Curtis White (Cannondale p/b Cyclocrossworld.com) escaped early and comfortably rode to victory. Photo: Chris McIntosh

According to Myerson, it is gravel racing that has inspired a new audience towards cyclocross with participants in the “new” discipline searching for new challenges during the winter months.

“As far as the regeneration goes, I have a sense of what’s happening in New England because I’m here but I’m also on the USA Cycling ‘cross committee, and I think that you’re seeing the comeback,” he said.

“You’re seeing it in the Northwest right now with a new series and a new organizer.

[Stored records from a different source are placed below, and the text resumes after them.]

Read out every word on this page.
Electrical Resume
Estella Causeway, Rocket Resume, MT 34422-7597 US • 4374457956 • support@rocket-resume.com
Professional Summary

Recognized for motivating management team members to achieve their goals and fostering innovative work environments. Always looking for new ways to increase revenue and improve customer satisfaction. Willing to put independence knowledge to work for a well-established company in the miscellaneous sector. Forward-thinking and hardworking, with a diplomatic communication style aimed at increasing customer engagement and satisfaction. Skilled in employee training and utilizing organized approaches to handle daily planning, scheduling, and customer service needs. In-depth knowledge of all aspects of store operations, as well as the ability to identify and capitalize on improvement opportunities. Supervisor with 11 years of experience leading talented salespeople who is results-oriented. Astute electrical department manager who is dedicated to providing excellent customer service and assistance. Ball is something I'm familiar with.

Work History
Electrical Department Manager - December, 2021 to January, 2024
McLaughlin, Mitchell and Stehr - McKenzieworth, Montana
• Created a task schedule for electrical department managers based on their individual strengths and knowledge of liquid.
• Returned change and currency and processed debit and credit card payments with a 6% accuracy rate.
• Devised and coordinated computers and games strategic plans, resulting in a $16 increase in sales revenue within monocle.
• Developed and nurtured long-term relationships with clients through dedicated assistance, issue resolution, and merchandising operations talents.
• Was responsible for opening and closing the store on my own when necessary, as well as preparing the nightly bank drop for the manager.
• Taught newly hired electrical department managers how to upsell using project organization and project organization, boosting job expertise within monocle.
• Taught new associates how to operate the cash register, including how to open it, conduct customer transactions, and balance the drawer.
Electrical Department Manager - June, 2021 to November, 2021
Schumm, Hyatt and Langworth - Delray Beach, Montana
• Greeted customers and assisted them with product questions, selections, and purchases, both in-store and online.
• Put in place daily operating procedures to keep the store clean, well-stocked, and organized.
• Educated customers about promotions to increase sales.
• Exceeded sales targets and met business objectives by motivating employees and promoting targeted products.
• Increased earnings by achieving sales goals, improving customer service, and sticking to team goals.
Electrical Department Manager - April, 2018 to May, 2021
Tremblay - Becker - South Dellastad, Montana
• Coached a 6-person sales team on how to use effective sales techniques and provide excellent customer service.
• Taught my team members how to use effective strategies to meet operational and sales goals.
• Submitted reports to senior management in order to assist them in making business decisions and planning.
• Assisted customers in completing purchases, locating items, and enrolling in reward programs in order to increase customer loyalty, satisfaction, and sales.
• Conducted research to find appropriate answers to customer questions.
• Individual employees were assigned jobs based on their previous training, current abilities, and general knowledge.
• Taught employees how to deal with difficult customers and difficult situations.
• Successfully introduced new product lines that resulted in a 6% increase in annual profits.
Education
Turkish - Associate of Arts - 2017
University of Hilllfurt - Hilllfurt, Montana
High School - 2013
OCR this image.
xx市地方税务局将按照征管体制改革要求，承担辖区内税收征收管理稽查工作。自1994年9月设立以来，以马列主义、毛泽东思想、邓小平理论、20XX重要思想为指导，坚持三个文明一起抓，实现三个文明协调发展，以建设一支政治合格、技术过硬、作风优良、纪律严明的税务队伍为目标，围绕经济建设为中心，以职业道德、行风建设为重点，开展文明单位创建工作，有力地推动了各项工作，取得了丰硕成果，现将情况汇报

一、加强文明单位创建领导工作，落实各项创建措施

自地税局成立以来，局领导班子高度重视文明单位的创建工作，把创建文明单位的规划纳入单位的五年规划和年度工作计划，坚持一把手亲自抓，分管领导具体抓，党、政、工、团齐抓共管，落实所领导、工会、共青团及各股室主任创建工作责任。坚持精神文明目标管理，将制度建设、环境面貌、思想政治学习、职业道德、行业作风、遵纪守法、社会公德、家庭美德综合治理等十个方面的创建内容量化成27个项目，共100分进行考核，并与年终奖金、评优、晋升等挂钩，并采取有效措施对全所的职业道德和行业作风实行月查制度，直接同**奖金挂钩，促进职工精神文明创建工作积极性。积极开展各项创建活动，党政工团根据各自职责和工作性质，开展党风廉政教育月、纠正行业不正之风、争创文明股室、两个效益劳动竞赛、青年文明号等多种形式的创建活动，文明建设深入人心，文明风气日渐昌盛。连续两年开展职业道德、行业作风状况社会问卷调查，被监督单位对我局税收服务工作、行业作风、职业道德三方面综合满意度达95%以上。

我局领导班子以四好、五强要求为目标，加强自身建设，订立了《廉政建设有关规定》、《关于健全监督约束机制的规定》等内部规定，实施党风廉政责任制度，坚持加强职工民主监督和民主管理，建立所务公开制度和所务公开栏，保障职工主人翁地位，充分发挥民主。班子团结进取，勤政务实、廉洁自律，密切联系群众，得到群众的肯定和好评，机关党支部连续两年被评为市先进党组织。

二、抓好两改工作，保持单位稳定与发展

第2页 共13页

It’s growing and I have my fingers crossed. This is anecdotal but the popularity in gravel is going to lead to an echo in cyclocross, more so than it will on the road. A lot of the new gravel racers have bikes that are suitable for cyclocross and they want to keep riding. I know that as a coach and an organizer I’m getting enquiries from folks on the gravel side who want to check out ‘cross and want to get started.”

For now the NECXS series has been shuttered but Myerson still holds out hope that he will be able to resurrect it in the coming years ahead.

Who knows? Maybe gravel racing and the new cyclocross events springing up in the U.S. will provide the perfect landscape for a once great series to find its place on the calendar once more.

“My vision for a cyclocross series in New England is still there and I hope that with some of the race organizers who are growing their races right now they might get to the level of where they are interested. I’m absolutely committed to trying to reinstate or revive it but that’s not next year either. It takes a couple of years to get to that level, so for now I have to call it an indefinite postponement.”